The CPSC proposed a similar rule for crib bumpers in 2020, after determining that the soft padded materials pose a risk of entrapment and suffocation problems for infants. That proposed rule would ban the crib accessories from being sold. A report from 2011 indicated many infant deaths tied to crib bumper pads had largely remained uninvestigated in recent years.

The new CPSC crib mattress standards focus on:

  • Preventing suffocation hazards from overly soft crib mattresses by adding a test for mattress firmness.
  • Preventing entrapment hazards by ensuring compression sheets fit full-size crib mattresses, as well as after-market, non-full-size crib mattresses.
  • Preventing laceration hazards due to coils and springs breaking and poking through mattresses.

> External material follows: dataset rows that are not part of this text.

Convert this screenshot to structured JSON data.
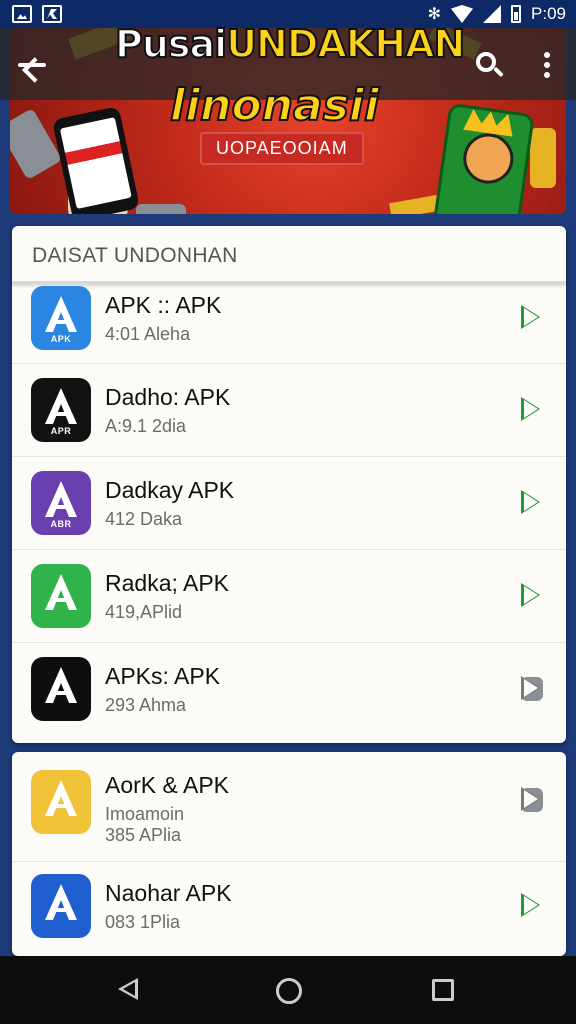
{
  "status_bar": {
    "time": "P:09",
    "icons": [
      "image-icon",
      "app-icon",
      "bluetooth-icon",
      "wifi-icon",
      "signal-icon",
      "battery-icon"
    ]
  },
  "banner": {
    "title_white": "Pusai",
    "title_yellow": "UNDAKHAN",
    "subtitle": "linonasii",
    "tag": "UOPAEOOIAM"
  },
  "section": {
    "header": "DAISAT UNDONHAN"
  },
  "apps_main": [
    {
      "title": "APK :: APK",
      "meta": "4:01 Aleha",
      "icon_label": "APK",
      "icon_color": "#2a86e0",
      "play": "green"
    },
    {
      "title": "Dadho: APK",
      "meta": "A:9.1 2dia",
      "icon_label": "APR",
      "icon_color": "#111111",
      "play": "green"
    },
    {
      "title": "Dadkay APK",
      "meta": "412 Daka",
      "icon_label": "ABR",
      "icon_color": "#6a3fb0",
      "play": "green"
    },
    {
      "title": "Radka; APK",
      "meta": "419,APlid",
      "icon_label": "",
      "icon_color": "#2fb34a",
      "play": "green"
    },
    {
      "title": "APKs: APK",
      "meta": "293 Ahma",
      "icon_label": "",
      "icon_color": "#0e0e0e",
      "play": "grey"
    }
  ],
  "apps_second": [
    {
      "title": "AorK & APK",
      "meta_line1": "Imoamoin",
      "meta": "385 APlia",
      "icon_label": "",
      "icon_color": "#f0c238",
      "play": "grey"
    },
    {
      "title": "Naohar APK",
      "meta": "083 1Plia",
      "icon_label": "",
      "icon_color": "#1f5fd0",
      "play": "green"
    }
  ],
  "colors": {
    "accent_green": "#1f9a3a",
    "app_bar": "#282828",
    "page_bg": "#1f3a78"
  }
}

The new rule also includes marking, labeling and instructional literature improvements to clarify and communicate the risks of sudden infant death syndrome (SIDS) and suffocation related to infant position, soft bedding and gap entrapment.

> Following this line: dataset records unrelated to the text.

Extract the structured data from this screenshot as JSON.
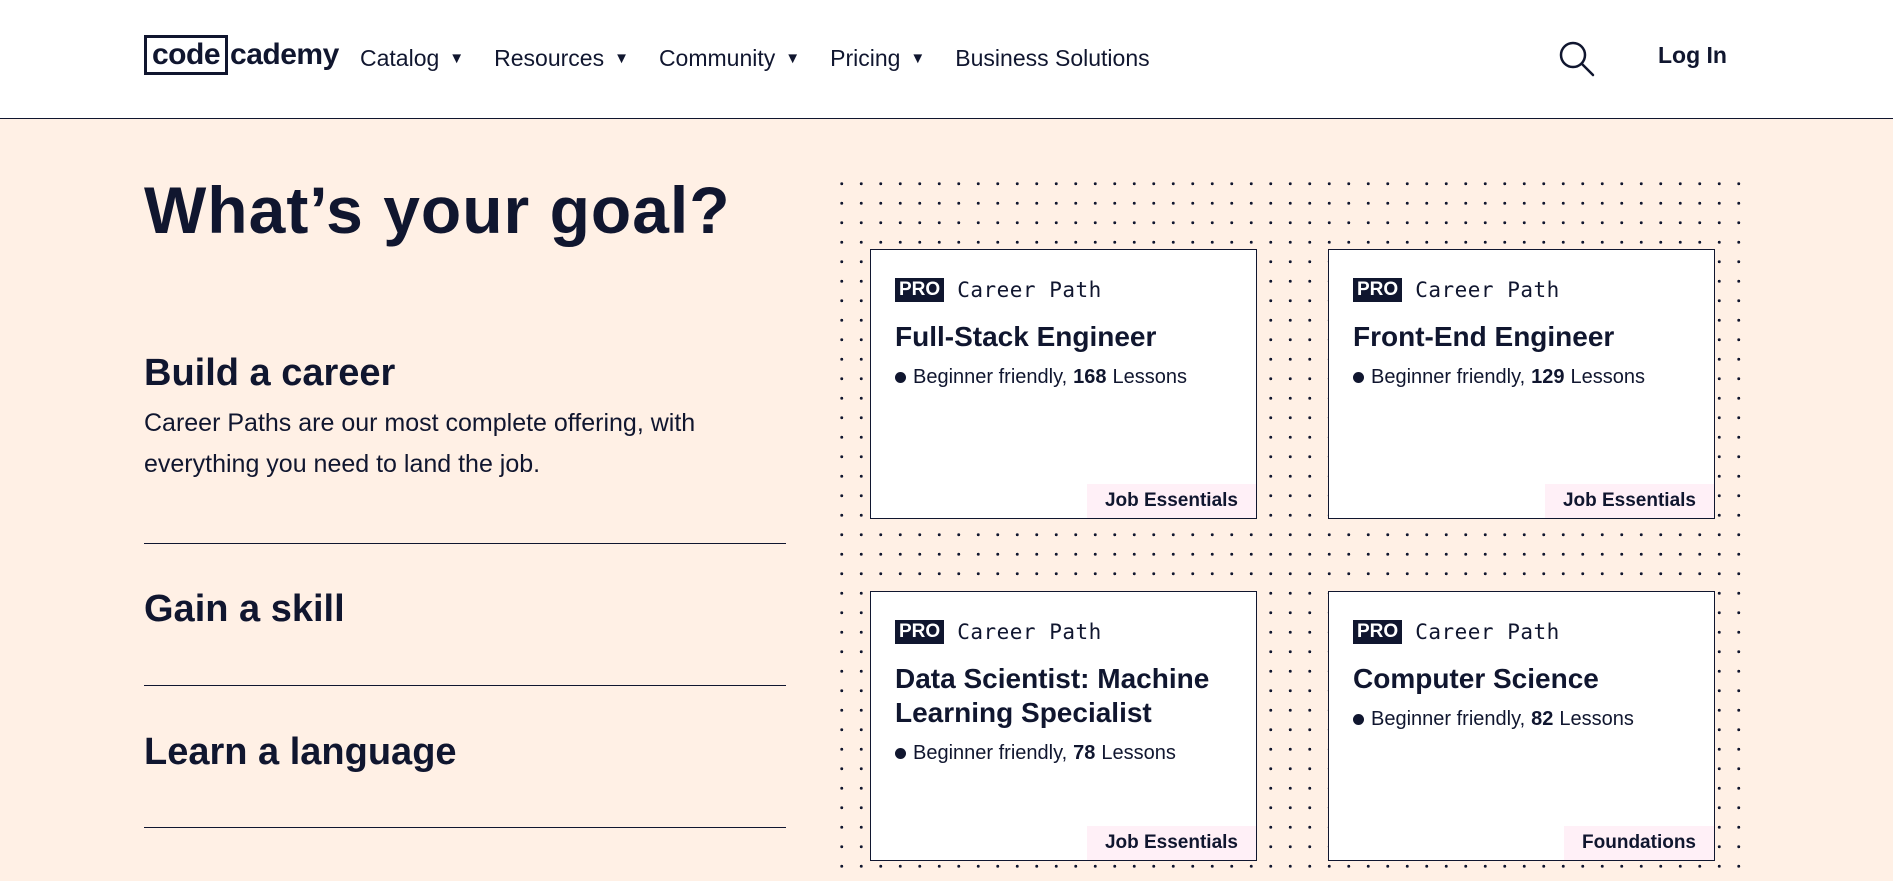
{
  "header": {
    "logo": {
      "boxed": "code",
      "rest": "cademy"
    },
    "nav": [
      {
        "label": "Catalog",
        "caret": "▼"
      },
      {
        "label": "Resources",
        "caret": "▼"
      },
      {
        "label": "Community",
        "caret": "▼"
      },
      {
        "label": "Pricing",
        "caret": "▼"
      },
      {
        "label": "Business Solutions",
        "caret": ""
      }
    ],
    "search_icon": "search-icon",
    "login_label": "Log In"
  },
  "main": {
    "title": "What’s your goal?",
    "goals": [
      {
        "heading": "Build a career",
        "description": "Career Paths are our most complete offering, with everything you need to land the job."
      },
      {
        "heading": "Gain a skill",
        "description": ""
      },
      {
        "heading": "Learn a language",
        "description": ""
      }
    ],
    "cards": [
      {
        "pro": "PRO",
        "type": "Career Path",
        "title": "Full-Stack Engineer",
        "level": "Beginner friendly,",
        "lessons_count": "168",
        "lessons_label": "Lessons",
        "tag": "Job Essentials"
      },
      {
        "pro": "PRO",
        "type": "Career Path",
        "title": "Front-End Engineer",
        "level": "Beginner friendly,",
        "lessons_count": "129",
        "lessons_label": "Lessons",
        "tag": "Job Essentials"
      },
      {
        "pro": "PRO",
        "type": "Career Path",
        "title": "Data Scientist: Machine Learning Specialist",
        "level": "Beginner friendly,",
        "lessons_count": "78",
        "lessons_label": "Lessons",
        "tag": "Job Essentials"
      },
      {
        "pro": "PRO",
        "type": "Career Path",
        "title": "Computer Science",
        "level": "Beginner friendly,",
        "lessons_count": "82",
        "lessons_label": "Lessons",
        "tag": "Foundations"
      }
    ]
  },
  "colors": {
    "navy": "#10162f",
    "background": "#fff0e5",
    "tag_bg": "#fff0f7"
  }
}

A 2019 study indicated many infants are still placed in unsafe sleeping environments, including in cribs with soft bedding or bumpers or situations leading to the infant being entrapped by the mattress causing suffocation. Those concerns have led the CPSC on a multi-year crusade to make infant sleeping environments safer.

Crib and play yard mattresses are now among the more than 20 durable nursery products with mandatory standards. Other products include infant sleep products, bassinets, play yards, bedside sleepers, swings, toddler beds, bouncer seats and changing tables.